René Dzagoyan Rubrique

Discours pour le dîner du CCAF


Discours pour le dîner du CCAF
Le 29 janvier 2011
Pour le 10e anniversaire de la loi sur la reconnaissance du Génocide par la France

Pour commencer, permettrez-moi de remplacer les salutations protocolaires, par les simples mots de « chers amis », car ce qui explique notre présence ici, ensemble, c’est avant tout les liens d’amitié, voire de fraternité, que l’histoire et l’action ont tissés entre nous. C’est aussi cette fraternité et cette amitié qui m’autorisent aujourd’hui de vous parler franchement de ce qui me tient à cœur, au risque d’abuser de votre patience.

D’abord, je n’aurais pas accepté l’honneur que vous me faites si je n’avais pas été persuadé qu’en réalité, cet honneur, vous le rendez à vous-mêmes. Et quand je dis « vous-mêmes », j’entends, bien sûr, le CCAF et la communauté arménienne qu’il représente, mais aussi nos amis élus, qui l’ont été et qui le sont encore, qui ont porté et qui portent encore notre voix au Parlement et au plus haut niveau de l’Etat.
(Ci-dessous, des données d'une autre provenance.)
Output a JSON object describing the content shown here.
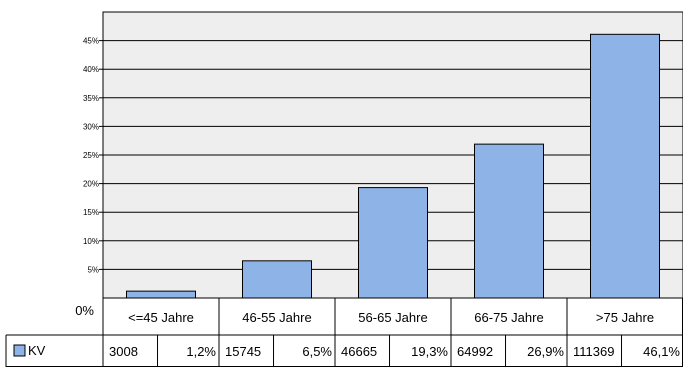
{
  "chart_data": {
    "type": "bar",
    "categories": [
      "<=45 Jahre",
      "46-55 Jahre",
      "56-65 Jahre",
      "66-75 Jahre",
      ">75 Jahre"
    ],
    "series": [
      {
        "name": "KV",
        "values": [
          1.2,
          6.5,
          19.3,
          26.9,
          46.1
        ],
        "counts": [
          "3008",
          "15745",
          "46665",
          "64992",
          "111369"
        ],
        "percent_labels": [
          "1,2%",
          "6,5%",
          "19,3%",
          "26,9%",
          "46,1%"
        ],
        "color": "#8EB3E6"
      }
    ],
    "y_ticks": [
      "0%",
      "5%",
      "10%",
      "15%",
      "20%",
      "25%",
      "30%",
      "35%",
      "40%",
      "45%"
    ],
    "ylim": [
      0,
      50
    ],
    "grid": true,
    "legend": "bottom-left data table",
    "plot_background": "#EEEEEE"
  }
}
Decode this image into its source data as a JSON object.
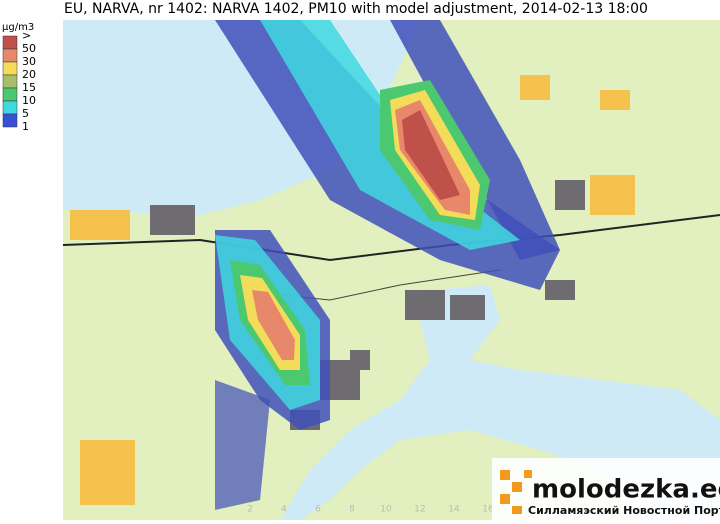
{
  "header": {
    "title": "EU, NARVA, nr 1402: NARVA 1402, PM10 with model adjustment, 2014-02-13 18:00"
  },
  "legend": {
    "unit": "µg/m3",
    "labels": [
      ">",
      "50",
      "30",
      "20",
      "15",
      "10",
      "5",
      "1"
    ],
    "colors": [
      "#c0504a",
      "#e8886a",
      "#f2dc5a",
      "#a7bf6c",
      "#4cc870",
      "#40d8e0",
      "#3a4fd8"
    ]
  },
  "scale": {
    "labels": [
      "2",
      "4",
      "6",
      "8",
      "10",
      "12",
      "14",
      "16"
    ]
  },
  "watermark": {
    "site": "molodezka.ee",
    "tagline": "Силламяэский Новостной Портал"
  }
}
Si on célèbre aujourd’hui à Marseille, le 10e anniversaire de la loi sur la reconnaissance du Génocide par la France, c’est bien parce qu’ici que se trouvent les Parlementaires qui l’ont promue au Palais Bourbon et qui l’ont votée au Sénat. S’il avait été là, monsieur le sénateur-maire de Marseille, Jean-Claude Gaudin aurait pu en témoingner.

De même, c’est à Marseille qu’en décembre 2005, en coordination avec le CCAF et son président d’alors, Pascal Chamassian, cinq élus des Bouches-du-Rhône, Roland Blum, Robert Bret, Richard Mallié, et Jean-François Picheral, avec Christophe Masse pour rapporteur, ont rédigé la loi sur le négationnisme, l’ont défendue auprès de leur collègues et, après bien des vicissitudes, ont réussi à la faire voter à l’Assemblée. Cette loi est donc le résultat de votre action. Aussi l’honneur de cette soirée, mesdames et messieurs, vous revient-il entièrement, de même que vous revient entièrement le devoir et l’honneur d’achever l’œuvre que vous avez commencée.

Nous avions bon espoir qu’elle serait achevée après l’élection présidentielle. En effet, lors de sa campagne, le candidat Sarkozy, à deux reprises, solennellement et par écrit, s’était engagé à favoriser l’examen de cette loi par la Haute Assemblée, en dénonçant violemment le négationnisme. Pourtant, malgré les efforts répétés de certains sénateurs, notamment Jean-Noël Guérini, à notre grande surprise, cette loi est restée bloquée au Sénat.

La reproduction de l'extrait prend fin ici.